Some of those comments are absolutely hilarious. The really scary thing is those people are out there, and they have a voice in these surveys the WB has been so hot on lately 😬


----------



## colorcountrygunner (Oct 6, 2009)

MooseMeat said:


> Some of those comments are absolutely hilarious. The really scary thing is those people are out there, and they have a voice in these surveys the WB has been so hot on lately 😬


Another comment was, "what's the point of having public land if we can't hunt on it?" I almost addressed this question, but then I remembered this dude would likely be way too dumb to understand before all my crayons were worn down to nubs. It is scary that there are lots of these people out there and they vote, drive on highways, and most unfortunate of all...they breed.


----------



## Critter (Mar 20, 2010)

I love reading some of the post on the DWR's FB page when they post something like this. Most of the ones replying have no clue of what is going on. 

I even have to bite my tongue to keep from replying to them knowing that if I do a argument will soon follow.


----------



## colorcountrygunner (Oct 6, 2009)

Every FB post the dwr ever makes brings in the peanut gallery.


----------



## MooseMeat (Dec 27, 2017)

colorcountrygunner said:


> Another comment was, "what's the point of having public land if we can't hunt on it?" I almost addressed this question, but then I remembered this dude would likely be way too dumb to understand before all my crayons were worn down to nubs. It is scary that there are lots of these people out there and they vote, drive on highways, and most unfortunate of all...they breed.
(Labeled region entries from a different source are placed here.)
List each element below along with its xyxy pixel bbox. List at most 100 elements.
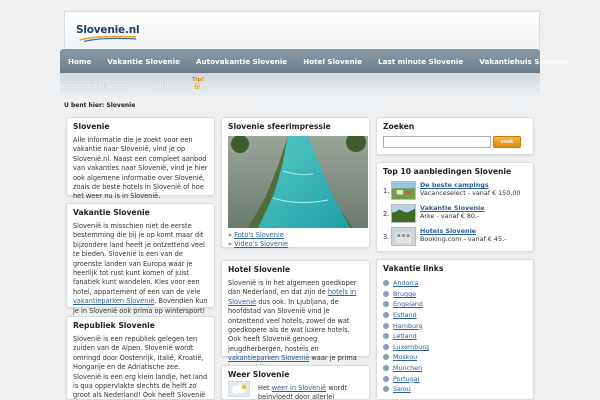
list-item: Salou <box>383 384 527 395</box>
breadcrumb-current[interactable]: Slovenie <box>106 102 135 109</box>
nav-vakantiehuis-slovenie[interactable]: Vakantiehuis Slovenie <box>471 57 577 66</box>
bullet-icon <box>383 354 389 361</box>
offer-item[interactable]: 2. Vakantie Slovenie Arke - vanaf € 80,- <box>383 204 527 224</box>
link-videos-row: » Video's Slovenie <box>228 240 363 249</box>
link-brugge[interactable]: Brugge <box>393 290 416 298</box>
box-weer-title: Weer Slovenie <box>228 370 290 379</box>
offer-number: 3. <box>383 233 390 241</box>
list-item: Letland <box>383 331 527 342</box>
nav-vakantie-slovenie[interactable]: Vakantie Slovenie <box>99 57 188 66</box>
link-portugal[interactable]: Portugal <box>393 375 419 383</box>
river-gorge-photo[interactable] <box>228 136 368 228</box>
nav-home[interactable]: Home <box>60 57 99 66</box>
box-vakantie-text: Slovenië is misschien niet de eerste bes… <box>73 222 208 316</box>
list-item: Hamburg <box>383 320 527 331</box>
box-sfeer-title: Slovenie sfeerimpressie <box>228 122 331 131</box>
link-salou[interactable]: Salou <box>393 385 411 393</box>
box-zoeken-title: Zoeken <box>383 122 415 131</box>
offer-subtitle: Vacanceselect - vanaf € 150,00 <box>420 189 521 197</box>
box-republiek-title: Republiek Slovenie <box>73 321 155 330</box>
weer-text-part1: Het <box>258 384 270 392</box>
box-vakantie-slovenie: Vakantie Slovenie Slovenië is misschien … <box>66 203 215 315</box>
nav-last-minute-slovenie[interactable]: Last minute Slovenie <box>370 57 471 66</box>
bullet-icon <box>383 290 389 297</box>
offer-item[interactable]: 3. Hotels Slovenie Booking.com - vanaf €… <box>383 227 527 247</box>
logo-swoosh-icon <box>79 35 137 42</box>
search-input[interactable] <box>383 136 491 148</box>
box-hotel-text: Slovenië is in het algemeen goedkoper da… <box>228 279 363 373</box>
link-letland[interactable]: Letland <box>393 332 417 340</box>
offer-thumbnail-hotel[interactable] <box>391 227 416 246</box>
videos-slovenie-link[interactable]: Video's Slovenie <box>234 240 288 248</box>
box-hotel-slovenie: Hotel Slovenie Slovenië is in het algeme… <box>221 260 370 372</box>
nav-hotel-slovenie[interactable]: Hotel Slovenie <box>295 57 370 66</box>
box-weer-text: Het weer in Slovenië wordt beïnvloedt do… <box>258 384 363 400</box>
box-hotel-title: Hotel Slovenie <box>228 265 291 274</box>
link-luxemburg[interactable]: Luxemburg <box>393 343 429 351</box>
weer-in-slovenie-link[interactable]: weer in Slovenië <box>272 384 327 392</box>
bullet-icon <box>383 343 389 350</box>
box-slovenie-title: Slovenie <box>73 122 110 131</box>
hotel-text-part2: dus ook. In Ljubljana, de hoofdstad van … <box>228 297 350 353</box>
link-andorra[interactable]: Andorra <box>393 279 418 287</box>
list-item: Luxemburg <box>383 342 527 353</box>
offer-thumbnail-vakantie[interactable] <box>391 204 416 223</box>
offer-title-link[interactable]: De beste campings <box>420 181 489 189</box>
offer-details: De beste campings Vacanceselect - vanaf … <box>420 181 520 197</box>
link-munchen[interactable]: Munchen <box>393 364 422 372</box>
offer-details: Hotels Slovenie Booking.com - vanaf € 45… <box>420 227 506 243</box>
bullet-icon <box>383 333 389 340</box>
list-item: Munchen <box>383 363 527 374</box>
offer-title-link[interactable]: Hotels Slovenie <box>420 227 476 235</box>
search-form: zoek <box>383 136 527 148</box>
offer-thumbnail-camping[interactable] <box>391 181 416 200</box>
list-item: Brugge <box>383 289 527 300</box>
subnav-informatie-slovenie[interactable]: Informatie Slovenie <box>60 82 128 90</box>
breadcrumb: U bent hier: Slovenie <box>64 102 135 109</box>
list-item: Portugal <box>383 373 527 384</box>
bullet-icon <box>383 375 389 382</box>
box-zoeken: Zoeken zoek <box>376 117 534 155</box>
fotos-slovenie-link[interactable]: Foto's Slovenie <box>234 231 284 239</box>
offer-item[interactable]: 1. De beste campings Vacanceselect - van… <box>383 181 527 201</box>
bullet-icon <box>383 301 389 308</box>
link-prefix-1: » <box>228 231 233 239</box>
offer-number: 2. <box>383 210 390 218</box>
subnav-links-slovenie[interactable]: Links Slovenie <box>156 82 206 90</box>
vakantie-links-list: Andorra Brugge Engeland Estland Hamburg … <box>383 278 527 395</box>
offer-number: 1. <box>383 187 390 195</box>
link-estland[interactable]: Estland <box>393 311 417 319</box>
link-prefix-2: » <box>228 239 233 248</box>
offer-subtitle: Booking.com - vanaf € 45,- <box>420 235 507 243</box>
weather-cloud-icon <box>228 381 250 397</box>
search-button[interactable]: zoek <box>493 136 521 148</box>
nav-autovakantie-slovenie[interactable]: Autovakantie Slovenie <box>188 57 295 66</box>
breadcrumb-prefix: U bent hier: <box>64 102 105 109</box>
bullet-icon <box>383 312 389 319</box>
link-engeland[interactable]: Engeland <box>393 300 423 308</box>
offer-title-link[interactable]: Vakantie Slovenie <box>420 204 485 212</box>
box-sfeerimpressie: Slovenie sfeerimpressie » Foto's Sloveni… <box>221 117 370 248</box>
box-top10-aanbiedingen: Top 10 aanbiedingen Slovenie 1. De beste… <box>376 162 534 252</box>
link-hamburg[interactable]: Hamburg <box>393 322 423 330</box>
box-republiek-text: Slovenië is een republiek gelegen ten zu… <box>73 335 208 400</box>
site-logo[interactable]: Slovenie.nl <box>76 24 140 42</box>
list-item: Moskou <box>383 352 527 363</box>
box-weer-slovenie: Weer Slovenie Het weer in Slovenië wordt… <box>221 365 370 400</box>
list-item: Andorra <box>383 278 527 289</box>
box-vakantie-links-title: Vakantie links <box>383 264 444 273</box>
box-vakantie-title: Vakantie Slovenie <box>73 208 150 217</box>
link-moskou[interactable]: Moskou <box>393 353 417 361</box>
bullet-icon <box>383 322 389 329</box>
offer-subtitle: Arke - vanaf € 80,- <box>420 212 480 220</box>
box-slovenie: Slovenie Alle informatie die je zoekt vo… <box>66 117 215 200</box>
box-republiek-slovenie: Republiek Slovenie Slovenië is een repub… <box>66 316 215 400</box>
offer-details: Vakantie Slovenie Arke - vanaf € 80,- <box>420 204 485 220</box>
bullet-icon <box>383 280 389 287</box>
link-fotos-row: » Foto's Slovenie <box>228 231 363 240</box>
vakantieparken-link[interactable]: vakantieparken Slovenië <box>73 297 154 305</box>
box-vakantie-links: Vakantie links Andorra Brugge Engeland E… <box>376 259 534 400</box>
hotel-vakantieparken-link[interactable]: vakantieparken Slovenië <box>228 354 309 362</box>
list-item: Engeland <box>383 299 527 310</box>
box-slovenie-text: Alle informatie die je zoekt voor een va… <box>73 136 208 201</box>
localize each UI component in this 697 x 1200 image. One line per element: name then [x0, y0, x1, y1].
I commented on that one… he quickly deleted his comment right after 😂 or he blocked me. I don’t know haha


----------



## MooseMeat (Dec 27, 2017)

Critter said:


> I love reading some of the post on the DWR's FB page when they post something like this. Most of the ones replying have no clue of what is going on.
> 
> I even have to bite my tongue to keep from replying to them knowing that if I do a argument will soon follow.


Arguing is the entire point of Facebook. Using it for any other purpose is absolutely pointless


----------



## colorcountrygunner (Oct 6, 2009)

MooseMeat said:


> I commented on that one… he quickly deleted his comment right after 😂 or he blocked me. I don’t know haha


That comment is still up, so you must be blocked 🤣. I replied to the pen raised turkeys guy and I don't see his comment up anymore, so I must be blocked by him. I have seen a load of window licking comments from this guy over the years, so it may not be the first time I gave him chit lol.


----------



## ns450f (Aug 28, 2018)

I think it is cool to see how these hunts work as tools for conservation.

In prior years there were all kinds of areas open in Southern utah and there were to many turkeys. 

In Enterprise you would drive through in December and see 500 birds all over the place.

Now they are almost non existent in and immediatley around the enterprise area. Now the only area open to these tags in Southern Utah is Escalante.

Same thing in antimony, I met a guy who let me onto his field to shoot a turkey with my .22 in the fall of 2018.

He had no idea about these tags. I told him they were over the counter fall tags that he could buy to get rid of the 100+ turkeys on his property that he had been complaining about.

I went back the fall of 2019 and there was 5 guys waiting for first light with rim fires for the hunt. Needless to say everyone tagged out in about 5 minutes.

I think the land owner called everyone he knew and told them to buy a tag lol.


----------



## MooseMeat (Dec 27, 2017)

colorcountrygunner said:


> That comment is still up, so you must be blocked 🤣. I replied to the pen raised turkeys guy and I don't see his comment up anymore, so I must be blocked by him. I have seen a load of window licking comments from this guy over the years, so it may not be the first time I gave him chit lol.


My comment “violated community standards” and earned me a 30 day time out, which now makes account #3 in FB jail at the same time. Go me! 😎


----------



## colorcountrygunner (Oct 6, 2009)

MooseMeat said:


> My comment “violated community standards” and earned me a 30 day time out, which now makes account #3 in FB jail at the same time. Go me! 😎


Lol tell us what you told him.


----------



## DreadedBowHunter (Sep 22, 2021)

Research a “Verderer” or a “Forester”. Game Wardens is just playing that ancient role now. Once you think it out you’ll see how there is nothing new under the sun. 🤔


----------



## MooseMeat (Dec 27, 2017)

colorcountrygunner said:


> Lol tell us what you told him.


Remember how my arrow wraps wadded some panties on here last week? What I said to the Californian who plays with swords for fun would really ruffle some feathers on here. I haven’t been banned on this site in over 2 years. That’s my longest streak ever! I’d hate to ruin it now!


----------